Armenien

Kulinarische Impressionen aus einem fast unbekannten Land. Die Hände meiner Großmutter. Sie sind beim Gedanken an armenisches Essen das Erste, was ich vor meinem geistigen Auge sehe. Sie ist über 80 Jahre alt, kann kaum noch sehen. Für mich ist sie die beste Köchin der Welt.

Armenien ist kein typisches Reiseziel. Ein Land, über das hierzulande nur wenige Menschen wirklich Bescheid wissen. Geografisch einordnen? „Irgendwo im Kaukasus“ ist schon mal nicht verkehrt. Dabei gibt es viel Überraschendes zu erfahren: Im Jahre 301 erhob Armenien als erstes Land das Christentum zur Staatsreligion und ist somit der älteste christliche Staat der Welt. Die armenische Sprache ist ein eigener Zweig der indogermanischen Sprachen und daher mit der deutschen Sprache näher verwandt, als es sich zunächst anhört. Eines der persönlichsten Worte, das „du“, ist in beiden Sprachen identisch.

Eine große Rolle spielt das Essen in der Kultur. Essen bedeutet Familie, Heimkommen, Geborgenheit. Und so legen armenische Mütter und Großmütter viel Wert darauf, dass ihre Liebsten satt und zufrieden sind. Wenn auch manchmal mit sanfter Gewalt und Nachdruck. Ich höre die Stimme meiner Großmutter, die am Tisch gar nicht oft genug „Iss, Kind!“ sagen kann. Man stelle sich eine typisch italienische „Nonna“ vor. Oder eine der weiblichen Familienmitglieder aus „My big fat greek wedding“. So ist meine Großmutter. Wer in ihr Haus einkehrt, ob Familienmitglied, Freund oder Fremder, ist Gast und wird bekocht. Ohne Widerrede. Mit viel Fett und noch mehr Liebe. Für einen ofenwarmen Hefekuchen mit Nussfüllung für die frisch eingeflogenen Gäste steht sie auch mal mitten in der Nacht auf. Reist man nach Armenien, sollte man also möglichst „persönlich“ unterkommen. Eine Gastfamilie oder auch eine kleine, intime Pension reichen schon, um die typisch armenische Küche kennenzulernen.

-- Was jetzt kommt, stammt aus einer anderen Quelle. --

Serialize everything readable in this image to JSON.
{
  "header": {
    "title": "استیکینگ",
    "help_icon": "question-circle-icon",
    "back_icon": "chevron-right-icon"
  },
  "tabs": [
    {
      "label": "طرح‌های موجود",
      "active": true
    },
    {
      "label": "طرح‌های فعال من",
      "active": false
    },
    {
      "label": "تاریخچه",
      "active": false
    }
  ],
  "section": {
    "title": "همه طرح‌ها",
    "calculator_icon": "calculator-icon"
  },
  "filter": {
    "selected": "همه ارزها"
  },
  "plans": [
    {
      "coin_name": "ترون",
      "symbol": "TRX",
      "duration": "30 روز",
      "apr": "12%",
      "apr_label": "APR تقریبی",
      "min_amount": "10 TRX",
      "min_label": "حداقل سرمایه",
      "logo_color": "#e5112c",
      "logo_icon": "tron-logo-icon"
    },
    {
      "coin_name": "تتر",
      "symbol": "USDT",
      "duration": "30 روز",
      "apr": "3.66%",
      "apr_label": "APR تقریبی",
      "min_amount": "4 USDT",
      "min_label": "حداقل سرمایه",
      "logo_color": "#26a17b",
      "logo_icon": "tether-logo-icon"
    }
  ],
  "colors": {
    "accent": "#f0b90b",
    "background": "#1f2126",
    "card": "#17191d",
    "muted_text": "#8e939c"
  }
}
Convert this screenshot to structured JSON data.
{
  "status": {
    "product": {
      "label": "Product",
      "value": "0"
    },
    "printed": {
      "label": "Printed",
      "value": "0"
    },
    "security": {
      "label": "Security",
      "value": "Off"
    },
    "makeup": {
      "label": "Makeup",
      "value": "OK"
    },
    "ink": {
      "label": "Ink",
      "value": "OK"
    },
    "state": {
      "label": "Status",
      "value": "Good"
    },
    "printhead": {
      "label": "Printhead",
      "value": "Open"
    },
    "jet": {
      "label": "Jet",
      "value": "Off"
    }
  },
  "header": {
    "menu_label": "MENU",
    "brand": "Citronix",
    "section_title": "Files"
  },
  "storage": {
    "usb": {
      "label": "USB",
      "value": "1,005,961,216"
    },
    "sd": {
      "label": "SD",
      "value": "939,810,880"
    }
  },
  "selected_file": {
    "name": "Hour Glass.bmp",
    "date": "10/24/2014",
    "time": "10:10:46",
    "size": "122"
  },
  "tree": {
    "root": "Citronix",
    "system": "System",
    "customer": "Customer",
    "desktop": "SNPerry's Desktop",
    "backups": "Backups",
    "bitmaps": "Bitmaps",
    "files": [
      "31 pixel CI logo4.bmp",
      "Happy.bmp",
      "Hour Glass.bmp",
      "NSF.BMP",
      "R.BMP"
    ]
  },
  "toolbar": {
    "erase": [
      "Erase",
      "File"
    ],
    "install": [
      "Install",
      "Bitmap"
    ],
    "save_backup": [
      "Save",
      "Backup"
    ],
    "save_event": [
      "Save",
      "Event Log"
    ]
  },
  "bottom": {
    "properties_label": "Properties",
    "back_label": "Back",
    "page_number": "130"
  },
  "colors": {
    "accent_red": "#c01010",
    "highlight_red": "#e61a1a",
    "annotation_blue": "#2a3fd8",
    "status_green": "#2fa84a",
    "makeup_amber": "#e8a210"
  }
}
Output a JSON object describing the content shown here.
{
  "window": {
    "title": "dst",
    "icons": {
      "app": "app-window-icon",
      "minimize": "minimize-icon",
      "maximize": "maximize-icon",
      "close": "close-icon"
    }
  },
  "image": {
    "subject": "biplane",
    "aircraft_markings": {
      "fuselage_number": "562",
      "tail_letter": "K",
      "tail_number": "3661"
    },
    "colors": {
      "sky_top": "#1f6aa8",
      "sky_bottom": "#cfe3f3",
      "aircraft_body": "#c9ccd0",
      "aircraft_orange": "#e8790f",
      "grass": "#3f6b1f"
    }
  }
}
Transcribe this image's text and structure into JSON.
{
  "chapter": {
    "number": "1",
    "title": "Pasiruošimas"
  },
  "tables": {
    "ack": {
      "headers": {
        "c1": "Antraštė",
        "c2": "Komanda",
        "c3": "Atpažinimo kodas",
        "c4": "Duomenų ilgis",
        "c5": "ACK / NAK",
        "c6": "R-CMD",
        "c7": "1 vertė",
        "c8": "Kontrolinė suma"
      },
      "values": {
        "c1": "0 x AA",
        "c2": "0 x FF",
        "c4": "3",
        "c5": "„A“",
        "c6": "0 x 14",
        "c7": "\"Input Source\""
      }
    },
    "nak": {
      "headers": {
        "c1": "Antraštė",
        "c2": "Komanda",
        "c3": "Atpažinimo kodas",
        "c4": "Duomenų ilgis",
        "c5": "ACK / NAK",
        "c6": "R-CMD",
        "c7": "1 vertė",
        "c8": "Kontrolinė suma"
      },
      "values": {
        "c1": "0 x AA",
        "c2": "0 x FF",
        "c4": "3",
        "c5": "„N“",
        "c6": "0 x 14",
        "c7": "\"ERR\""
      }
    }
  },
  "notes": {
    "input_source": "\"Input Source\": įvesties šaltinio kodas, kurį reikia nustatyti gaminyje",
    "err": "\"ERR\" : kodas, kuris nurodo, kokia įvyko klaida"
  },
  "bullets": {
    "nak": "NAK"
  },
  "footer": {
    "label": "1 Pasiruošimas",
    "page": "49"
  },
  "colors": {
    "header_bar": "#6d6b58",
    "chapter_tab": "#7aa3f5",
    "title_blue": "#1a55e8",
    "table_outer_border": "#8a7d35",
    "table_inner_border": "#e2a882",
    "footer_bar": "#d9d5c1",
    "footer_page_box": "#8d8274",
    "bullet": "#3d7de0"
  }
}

Armenisches Essen ist vor allem eins: frisch. Saisonales Obst und Gemüse sind der Grundpfeiler der Ernährung. Die sehr warmen Sommer etwa tragen zu einem intensiven Geschmack vieler Früchte bei. Wer einmal eine armenische Tomate gegessen hat, wird das seifige, steinharte Etwas, das hier als Tomate verkauft wird, wohl nicht mehr mögen. Die Lebensmittelmärkte in der Hauptstadt Eriwan sind die überfülltesten und lebendigsten Orte der Stadt. Unter freiem Himmel und in Markthallen stapeln sich die glänzendsten Auberginen, leuchtendsten Granatäpfel und süßesten Aprikosen. Händler schreien ihre Angebote in die Menge, während armenische Großmütter mit Einkaufsnetzen bewaffnet skeptisch jede Birne mustern und immer den besten Preis aushandeln.

Fleisch ist zwar auch ein wichtiges Lebensmittel in der armenischen Küche, wird jedoch aufgrund seines Preises weitaus seltener gegessen als etwa hier in Deutschland. Fleischgerichte kommen durchschnittlich einmal die Woche auf den Tisch, bei gut situierten Familien auch öfter, und natürlich zu besonderen Anlässen. Lamm und Schwein werden ebenso gern zubereitet wie Rind und Hühnchen. Aber Vorsicht: Huhn wird von armenischen Matriarchen nicht als „echtes“ Fleisch bezeichnet. Wer sich dort zum Vegetarismus bekennt, bekommt nicht selten eine knusprige Hähnchenkeule aus dem Ofen aufgetischt. Mit gerösteten Kartoffelhälften und einem knackigen Salat aus Gurken, Tomaten, Zwiebeln und rotem Basilikum.

Die Krönung kommt jedoch mit dem Dessert: Armenier lieben süße Backwaren. Und wieder sehe ich die Hände meiner Großmutter, wie sie „Napoleons“, luftige Blätterteigtörtchen, mit Buttercreme bestreichen und mit Streuseln versehen. Denn meine Großmutter ist auch die beste Konditorin der Welt.